Although courts assess fair use under a four-factor balancing test, much of the debate about fair use to AI training focuses on two factors: (1) whether the training constitutes a “transformative use,” and (2) whether the training serves as a market replacement for the source material. Moreover, these arguments emphasize that fair use should apply to the AI training process itself, rather than just evaluating the output.
- Transformative Use Factor
Some scholars contend that using copyrighted materials to train generative AI models should be considered transformative, as the purpose is to develop new technology rather than to replace the original work. This argument reflects the U.S. Supreme Court’s recent shift (laid out in Andy Warhol Foundation v. Goldsmith) from analyzing transformative use based on whether the secondary use is a new expression or meaning to focusing on whether it a different purpose from the original. However, voice cloning is not a transformative use under this framework. Unlike general-purpose AI models, the purpose of voice cloning is not to extract statistical patterns for further applications, but to generate voices identical to the input subject. The models made from this process, aimed at imitating others’ voices, will not advance the innovation-promoting purpose pursued by copyright law and the fair use doctrine. Thus, such training is not justified under the transformative fair use factor.
- Market Harm Factor
Scholars contend that it is difficult to establish an effective licensing market for general-purpose AI. The volume of copyrighted works used for training is enormous, and the number of rights holders from whom permission would be required is equally vast. In the absence of centralized or collective licensing systems, obtaining such permissions is effectively impossible. As a result, no viable market exists for these uses, which suggests that generative AI training causes minimal market harm under the fair use analysis.
However, such a licensing market does exist for voice cloning because the necessary licenses can be granted by a limited and clearly identifiable group of right holders. First, training an AI to imitate a certain person’s voice with audio materials would require the person’s consent to avoid infringing on their right of publicity.

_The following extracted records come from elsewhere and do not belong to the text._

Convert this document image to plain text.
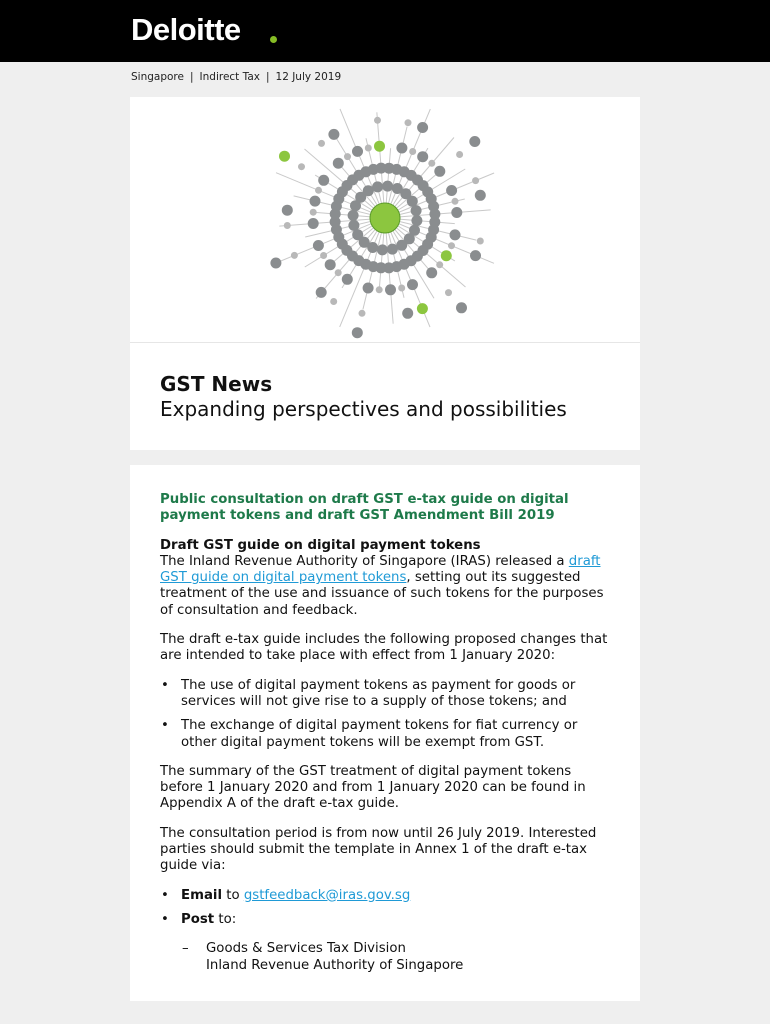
Deloitte
Singapore | Indirect Tax | 12 July 2019
GST News
Expanding perspectives and possibilities

Public consultation on draft GST e-tax guide on digital payment tokens and draft GST Amendment Bill 2019

Draft GST guide on digital payment tokens
The Inland Revenue Authority of Singapore (IRAS) released a draft GST guide on digital payment tokens, setting out its suggested treatment of the use and issuance of such tokens for the purposes of consultation and feedback.

The draft e-tax guide includes the following proposed changes that are intended to take place with effect from 1 January 2020:

• The use of digital payment tokens as payment for goods or services will not give rise to a supply of those tokens; and
• The exchange of digital payment tokens for fiat currency or other digital payment tokens will be exempt from GST.

The summary of the GST treatment of digital payment tokens before 1 January 2020 and from 1 January 2020 can be found in Appendix A of the draft e-tax guide.

The consultation period is from now until 26 July 2019. Interested parties should submit the template in Annex 1 of the draft e-tax guide via:

• Email to gstfeedback@iras.gov.sg
• Post to:
– Goods & Services Tax Division
Inland Revenue Authority of Singapore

Second, where music or videos are involved as training data, permission from the copyright holders would be required, as reproduction of sound recordings during the training process may otherwise infringe the reproduction right. There have already been attempts by AI toolmakers to strike deals with record labels in hopes of licensing music to train AI models to mimic the sounds of famous musicians. While these attempts have not yet succeeded, they demonstrate that getting licenses for AI training of voice clone models could be possible. Additionally, courts should not only focus on the training process, but also on the output of such voice models when assessing market harm. The works generated by cloned voices, such as AI-rendered songs or dubbed voice tracks, directly compete with the training materials, which weighs against fair use.

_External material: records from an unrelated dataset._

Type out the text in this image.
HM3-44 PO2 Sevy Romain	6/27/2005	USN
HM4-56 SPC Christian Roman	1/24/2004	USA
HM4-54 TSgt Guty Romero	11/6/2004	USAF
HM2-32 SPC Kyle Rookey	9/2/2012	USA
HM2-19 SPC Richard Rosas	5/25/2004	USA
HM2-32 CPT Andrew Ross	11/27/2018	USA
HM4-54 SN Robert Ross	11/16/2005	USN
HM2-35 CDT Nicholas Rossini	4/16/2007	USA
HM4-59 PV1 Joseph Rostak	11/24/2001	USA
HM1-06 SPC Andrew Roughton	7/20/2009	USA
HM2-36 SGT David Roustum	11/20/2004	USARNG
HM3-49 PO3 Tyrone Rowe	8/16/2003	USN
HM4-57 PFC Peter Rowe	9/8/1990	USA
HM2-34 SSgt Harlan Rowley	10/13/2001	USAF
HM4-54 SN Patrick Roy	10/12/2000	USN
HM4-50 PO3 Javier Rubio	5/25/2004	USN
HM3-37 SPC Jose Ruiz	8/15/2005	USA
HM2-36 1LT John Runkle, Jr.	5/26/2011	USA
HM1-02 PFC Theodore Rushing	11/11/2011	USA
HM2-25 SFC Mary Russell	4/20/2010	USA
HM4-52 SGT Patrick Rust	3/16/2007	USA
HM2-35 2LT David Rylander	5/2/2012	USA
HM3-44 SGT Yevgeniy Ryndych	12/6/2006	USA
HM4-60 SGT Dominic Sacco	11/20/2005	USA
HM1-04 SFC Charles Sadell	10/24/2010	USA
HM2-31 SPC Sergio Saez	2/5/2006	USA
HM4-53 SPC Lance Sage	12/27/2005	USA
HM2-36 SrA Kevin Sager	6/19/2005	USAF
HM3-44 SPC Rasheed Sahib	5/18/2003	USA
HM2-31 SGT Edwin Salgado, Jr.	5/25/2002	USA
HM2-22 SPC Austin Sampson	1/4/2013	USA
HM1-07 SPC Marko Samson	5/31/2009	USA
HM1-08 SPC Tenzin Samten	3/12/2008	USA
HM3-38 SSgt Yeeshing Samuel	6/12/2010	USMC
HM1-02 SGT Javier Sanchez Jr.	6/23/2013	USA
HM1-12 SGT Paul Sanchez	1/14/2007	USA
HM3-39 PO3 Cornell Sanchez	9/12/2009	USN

A lack of market harm may justify fair use for training general-purpose AI, but it does not extend to voice clones because they serve narrow purposes and involve only a limited number of identifiable licensing right holders.
AI Covers and Derivative Work Right
As noted, unauthorized use of materials for voice cloning may be infringing. However, even with proper authorization, songs using voice-cloning AI do not necessarily qualify for protection as derivative works under copyright law. An “AI cover” refers to the use of AI-generated voice clones to replace the voice timbre in released sound recordings to make Artist A’s original recording sound like a cover version performed by Artist B. Though AI covers may appear to be derivative works, they often lack the originality required for protection.

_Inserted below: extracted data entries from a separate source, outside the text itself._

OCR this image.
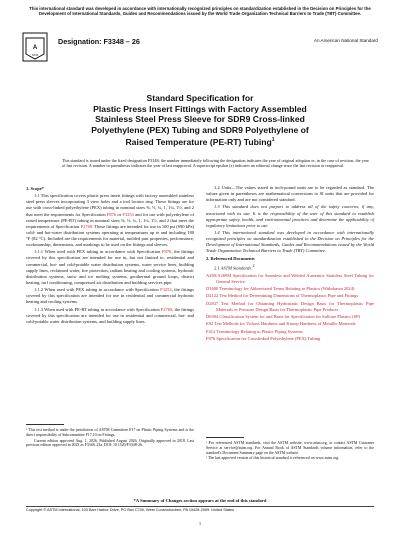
This international standard was developed in accordance with internationally recognized principles on standardization established in the Decision on Principles for the Development of International Standards, Guides and Recommendations issued by the World Trade Organization Technical Barriers to Trade (TBT) Committee.
A
STM
Designation: F3348 – 26	An American National Standard
Standard Specification for
Plastic Press Insert Fittings with Factory Assembled
Stainless Steel Press Sleeve for SDR9 Cross-linked
Polyethylene (PEX) Tubing and SDR9 Polyethylene of
Raised Temperature (PE-RT) Tubing$^1$
This standard is issued under the fixed designation F3348; the number immediately following the designation indicates the year of original adoption or, in the case of revision, the year of last revision. A number in parentheses indicates the year of last reapproval. A superscript epsilon (ε) indicates an editorial change since the last revision or reapproval.

1. Scope*

1.1 This specification covers plastic press insert fittings with factory assembled stainless steel press sleeves incorporating 3 view holes and a tool locator ring. These fittings are for use with cross-linked polyethylene (PEX) tubing in nominal sizes ⅜, ½, ¾, 1, 1¼, 1½, and 2 that meet the requirements for Specification F876 or F3253 and for use with polyethylene of raised temperature (PE-RT) tubing in nominal sizes ⅜, ½, ¾, 1, 1¼, 1½, and 2 that meet the requirements of Specification F2769. These fittings are intended for use in 100 psi (690 kPa) cold- and hot-water distribution systems operating at temperatures up to and including 180 °F (82 °C). Included are the requirements for material, molded part properties, performance, workmanship, dimensions, and markings to be used on the fittings and sleeves.

1.1.1 When used with PEX tubing in accordance with Specification F876, the fittings covered by this specification are intended for use in, but not limited to, residential and commercial, hot- and cold-potable water distribution systems, water service lines, building supply lines, reclaimed water, fire protection, radiant heating and cooling systems, hydronic distribution systems, snow and ice melting systems, geothermal ground loops, district heating, turf conditioning, compressed air distribution and building services pipe.

1.1.2 When used with PEX tubing in accordance with Specification F3253, the fittings covered by this specification are intended for use in residential and commercial hydronic heating and cooling systems.

1.1.3 When used with PE-RT tubing in accordance with Specification F2769, the fittings covered by this specification are intended for use in residential and commercial, hot- and cold-potable water distribution systems, and building supply lines.

1.2 Units—The values stated in inch-pound units are to be regarded as standard. The values given in parentheses are mathematical conversions to SI units that are provided for information only and are not considered standard.

1.3 This standard does not purport to address all of the safety concerns, if any, associated with its use. It is the responsibility of the user of this standard to establish appropriate safety, health, and environmental practices and determine the applicability of regulatory limitations prior to use.

1.4 This international standard was developed in accordance with internationally recognized principles on standardization established in the Decision on Principles for the Development of International Standards, Guides and Recommendations issued by the World Trade Organization Technical Barriers to Trade (TBT) Committee.

2. Referenced Documents

2.1 ASTM Standards:$^2$

A269/A269M Specification for Seamless and Welded Austenitic Stainless Steel Tubing for General Service

D1600 Terminology for Abbreviated Terms Relating to Plastics (Withdrawn 2024)

D2122 Test Method for Determining Dimensions of Thermoplastic Pipe and Fittings

D2837 Test Method for Obtaining Hydrostatic Design Basis for Thermoplastic Pipe Materials or Pressure Design Basis for Thermoplastic Pipe Products

D6394 Classification System for and Basis for Specification for Sulfone Plastics (SP)

E92 Test Methods for Vickers Hardness and Knoop Hardness of Metallic Materials

F412 Terminology Relating to Plastic Piping Systems

F876 Specification for Crosslinked Polyethylene (PEX) Tubing

¹ This test method is under the jurisdiction of ASTM Committee F17 on Plastic Piping Systems and is the direct responsibility of Subcommittee F17.10 on Fittings.

Current edition approved Aug. 1, 2026. Published August 2026. Originally approved in 2018. Last previous edition approved in 2023 as F3348–23a. DOI: 10.1520/F3348-26.

² For referenced ASTM standards, visit the ASTM website, www.astm.org, or contact ASTM Customer Service at service@astm.org. For Annual Book of ASTM Standards volume information, refer to the standard's Document Summary page on the ASTM website.

³ The last approved version of this historical standard is referenced on www.astm.org.

*A Summary of Changes section appears at the end of this standard
Copyright © ASTM International, 100 Barr Harbor Drive, PO Box C700, West Conshohocken, PA 19428-2959. United States
1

For a derivative work to be protected by copyright, it must have substantial originality: it cannot be merely a trivial variation of the preexisting work. Courts have held in sculpture-related cases that minor alterations do not constitute substantial originality, and this reasoning could apply similarly to sound recordings. In Batlin v. Snyder, the Court held that Snyder’s Uncle Sam bank was “extremely similar” to the original bank it replicated, “save in size and material.” The two works were almost identical in overall appearance and detailed design, such as Uncle Sam’s clothing elements and prop arrangements. The changes in size and material did not constitute original contribution, and thus Snyder’s bank was a mere copy rather than a derivative work.
AI covers are very similar to such modification. AI changes only the voice timbre in the sound recordings — from Artist A to Artist B — while preserving A’s musical interpretation or individual performance. This is akin to changing the material and size of a sculptural work while keeping the general design and most details. In essence, merely replacing a voice adds no new expression. Therefore, the secondary work of the AI cover has only trivial differences to the source material and does not qualify as a copyrightable derivative work.
Conclusion
There are two key legal challenges for AI voice cloning: fair use defenses at the training stage, and the lack of substantial originality at the output stage. These challenges reveal that specific-purpose AI tools involve different legal concerns compared to general-purpose AI models. Voice cloning tools are closely tied to identifiable copyrighted materials and personal attributes, which makes their legal risks more pronounced.
Although voice cloning technology faces serious copyright and publicity rights challenges, it is far from doomed. Future AI covers may incorporate enough original expression to gain copyright protection, and systematic licensing solutions could help overcome current legal barriers. Despite ongoing uncertainties, the technology still holds promise if innovation and rights protection are properly balanced.